ANKARA: Turkish Prime Minister Recep Tayyip Erdogan on Tuesday urged Syrian leader Bashar al-Assad to step down, branding him a coward and warning that he risked the same fate of dictators who met the bloody deaths.
In his fiercest criticism yet of his one-time ally, Erdogan also ridiculed Assad for pledging to fight to the death against domestic opponents while being unwilling to risk his life to retake the occupied Golan Heights from Israel.
“Quit power before more blood is shed, for the peace of your people, your region and your country,” Erdogan told the Turkish parliament in Ankara.
After weeks of mounting criticism of the Syrian president, it was the first time the Turkish premier had directly called for his removal from power.
He is the second leader of a neighbouring country to do so, after Jordan’s King Abdullah last week called on Assad to go.
“Bashar al-Assad is saying he will fight to the death.
Fighting your own people is not heroism but cowardice,” Erdogan said, referring to a recent interview with Assad published by the Sunday Times in London.
“If you want to see someone who fought and died, take at look at Nazi Germany, take a look at Hitler, take a look at Mussolini and Romania’s Ceausescu,” he said.

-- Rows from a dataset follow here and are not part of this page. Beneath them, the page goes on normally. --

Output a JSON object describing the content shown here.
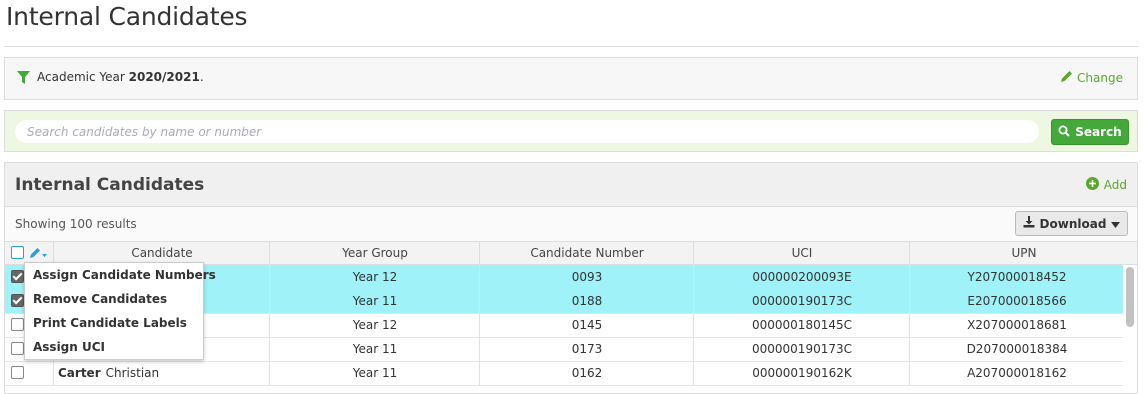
{
  "page": {
    "title": "Internal Candidates"
  },
  "filter": {
    "label": "Academic Year",
    "value": "2020/2021",
    "suffix": ".",
    "change_label": "Change"
  },
  "search": {
    "placeholder": "Search candidates by name or number",
    "button_label": "Search"
  },
  "panel": {
    "title": "Internal Candidates",
    "add_label": "Add",
    "showing": "Showing 100 results",
    "download_label": "Download"
  },
  "table": {
    "columns": [
      "Candidate",
      "Year Group",
      "Candidate Number",
      "UCI",
      "UPN"
    ],
    "rows": [
      {
        "checked": true,
        "selected": true,
        "surname": "",
        "forename": "",
        "year_group": "Year 12",
        "number": "0093",
        "uci": "000000200093E",
        "upn": "Y207000018452"
      },
      {
        "checked": true,
        "selected": true,
        "surname": "",
        "forename": "",
        "year_group": "Year 11",
        "number": "0188",
        "uci": "000000190173C",
        "upn": "E207000018566"
      },
      {
        "checked": false,
        "selected": false,
        "surname": "",
        "forename": "",
        "year_group": "Year 12",
        "number": "0145",
        "uci": "000000180145C",
        "upn": "X207000018681"
      },
      {
        "checked": false,
        "selected": false,
        "surname": "",
        "forename": "",
        "year_group": "Year 11",
        "number": "0173",
        "uci": "000000190173C",
        "upn": "D207000018384"
      },
      {
        "checked": false,
        "selected": false,
        "surname": "Carter",
        "forename": "Christian",
        "year_group": "Year 11",
        "number": "0162",
        "uci": "000000190162K",
        "upn": "A207000018162"
      }
    ]
  },
  "bulk_menu": {
    "items": [
      "Assign Candidate Numbers",
      "Remove Candidates",
      "Print Candidate Labels",
      "Assign UCI"
    ]
  },
  "colors": {
    "accent_green": "#44a83a",
    "link_green": "#5aa82a",
    "selected_row": "#9ef2f8"
  }
}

Adolf Hitler died in his bunker as Allied forces closed in on Berlin, wartime Italian leader Benito Mussolini was strung up from a lamppost by an angry mob and Romanian communist dictator Nicolae Ceausescu was executed by firing squad on Christmas Day in 1989.
If the Syrian leader had failed to learn lessons from the history, Erdogan invited him to consider the more recent fate of Libya’s late strongman Moammar Gadhafi who was executed by his opponents after being chased from power.
Erdogan also asked Assad why he failed to display the same fighting spirit to win back the Golan Heights, a rocky plateau which Israel captured from Syria during a war in 1967.